A Case For Optimism Regarding the Chicago Bears Pass Rush
Last offseason, it was offensive line concerns that kept me up at night. One year later, the other side of the line of scrimmage is making me itchy.
The Chicago Bears defensive line is a problem. And not in a good way. Because even though GM Ryan Poles brought in newbies by the handful to throw into the mix, holes along the line remain. Thus, concern about the state of the position group still occupies space in our mind. I imagine we’re not alone in feeling this way. Especially when Poles is on record strongly hinting that finding more pass-rush help.
But perhaps an internal candidate will emerge after taking advantage of an opportunity that would otherwise not be available if someone was truly entrenched at the top of the depth chart. One such player well-positioned to make the most of an open competition is Trevis Gipson.
Gipson, 25, put up these numbers in 16 games (9 starts) in 2021: 7 sacks, 7 tackles-for-loss, 7 quarterback hits. The Tulsa product posting those stats while playing just 49 percent of the defensive snaps gave me hope that he’d grow with a larger snap share. And even though Gipson’s defensive snap percentage rose to 59 percent, the sack numbers didn’t follow. However, Bears Wire’s Brendan Sugrue unearths a stat that allows me to have some semblance of optimism:
A very easy way to read this is that Gipson was one of the most double-teamed defensive ends in football last year. Gipson seeing the fifth-most double-teams among Des is such a mind-blowing stat to me. Of all the guys who you’d want to double up, I wouldn’t have put Gipson anywhere near the top. With all due respect to Gipson, his name isn’t one you’d expect to be in that mix. But NFL coaches were fearful enough to send extra attention Gipson’s way.

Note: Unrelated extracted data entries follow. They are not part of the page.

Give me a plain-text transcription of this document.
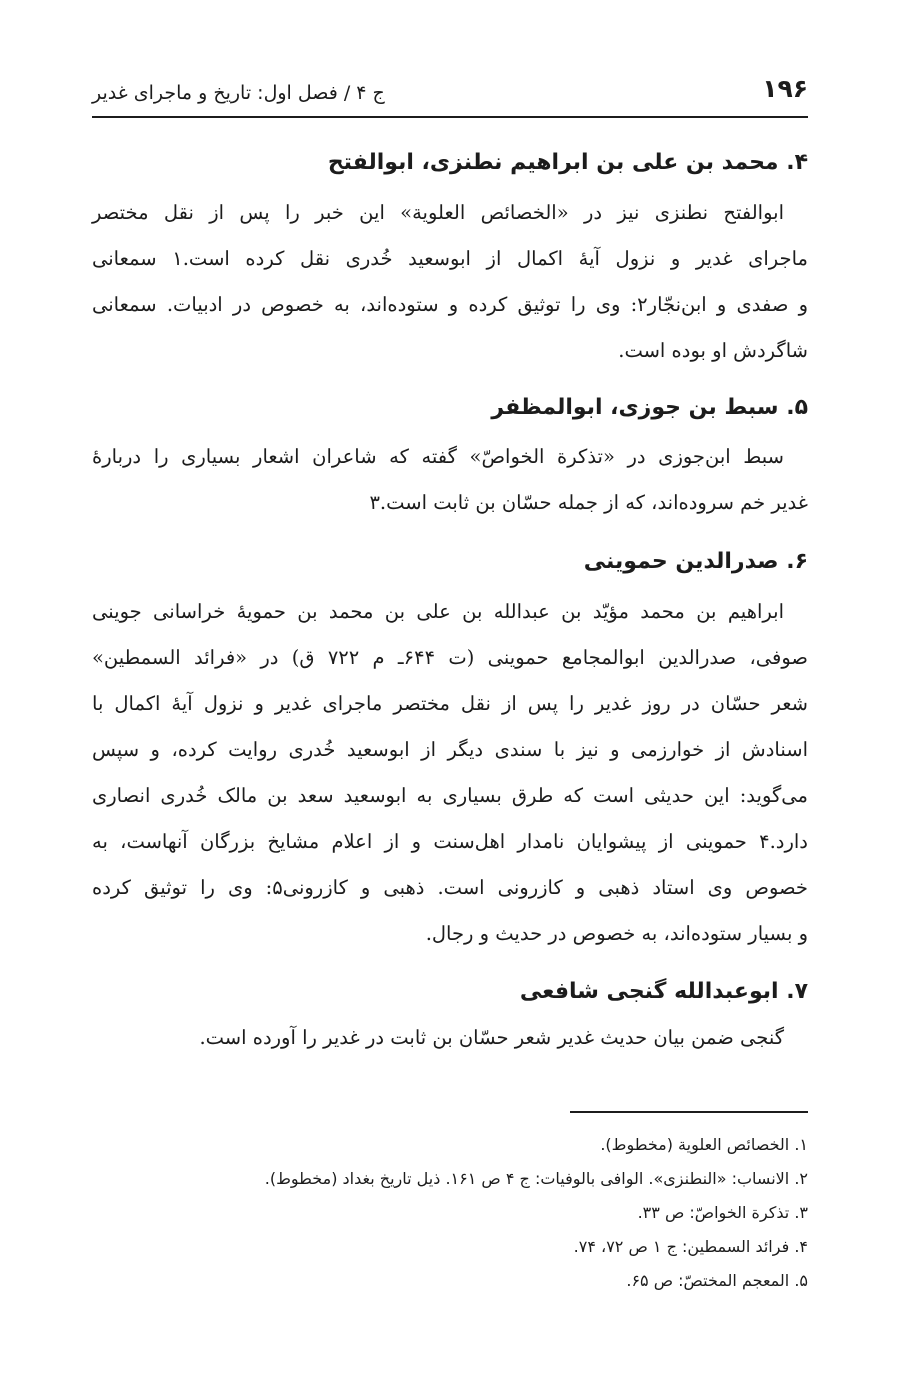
۱۹۶
ج ۴ / فصل اول: تاریخ و ماجرای غدیر
۴. محمد بن علی بن ابراهیم نطنزی، ابوالفتح
ابوالفتح نطنزی نیز در «الخصائص العلویة» این خبر را پس از نقل مختصر
ماجرای غدیر و نزول آیهٔ اکمال از ابوسعید خُدری نقل کرده است.۱ سمعانی
و صفدی و ابن‌نجّار۲: وی را توثیق کرده و ستوده‌اند، به خصوص در ادبیات. سمعانی
شاگردش او بوده است.
۵. سبط بن جوزی، ابوالمظفر
سبط ابن‌جوزی در «تذکرة الخواصّ» گفته که شاعران اشعار بسیاری را دربارهٔ
غدیر خم سروده‌اند، که از جمله حسّان بن ثابت است.۳
۶. صدرالدین حموینی
ابراهیم بن محمد مؤیّد بن عبدالله بن علی بن محمد بن حمویهٔ خراسانی جوینی
صوفی، صدرالدین ابوالمجامع حموینی (ت ۶۴۴ـ م ۷۲۲ ق) در «فرائد السمطین»
شعر حسّان در روز غدیر را پس از نقل مختصر ماجرای غدیر و نزول آیهٔ اکمال با
اسنادش از خوارزمی و نیز با سندی دیگر از ابوسعید خُدری روایت کرده، و سپس
می‌گوید: این حدیثی است که طرق بسیاری به ابوسعید سعد بن مالک خُدری انصاری
دارد.۴ حموینی از پیشوایان نامدار اهل‌سنت و از اعلام مشایخ بزرگان آنهاست، به
خصوص وی استاد ذهبی و کازرونی است. ذهبی و کازرونی۵: وی را توثیق کرده
و بسیار ستوده‌اند، به خصوص در حدیث و رجال.
۷. ابوعبدالله گنجی شافعی
گنجی ضمن بیان حدیث غدیر شعر حسّان بن ثابت در غدیر را آورده است.
۱. الخصائص العلویة (مخطوط).
۲. الانساب: «النطنزی». الوافی بالوفیات: ج ۴ ص ۱۶۱. ذیل تاریخ بغداد (مخطوط).
۳. تذکرة الخواصّ: ص ۳۳.
۴. فرائد السمطین: ج ۱ ص ۷۲، ۷۴.
۵. المعجم المختصّ: ص ۶۵.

For what it’s worth, Gipson put up decent pressure rates last year. And his 11 QB Hits in 2022 were actually more than the seven he came away with the previous year. If you squint, you can see Gipson as a solid rotational piece as he enters the final year of his rookie deal. To be clear, none of this takes away from the fact that the Bears still need help at the position. And Gipson still needs to turn those pressures into production. Even if he does, Chicago shouldn’t bank on in-house improvements from players on its roster.
Going into an NFL season with nothing more than blind optimism and the hope that a new year will bring new results is silly. Sure, the lack of high-end pass-rush production sounds scary. It is my biggest worry about this team right now. But maybe it doesn’t have to be. And maybe it won’t if Gipson finds a way to turn back the clock to his 2021 self.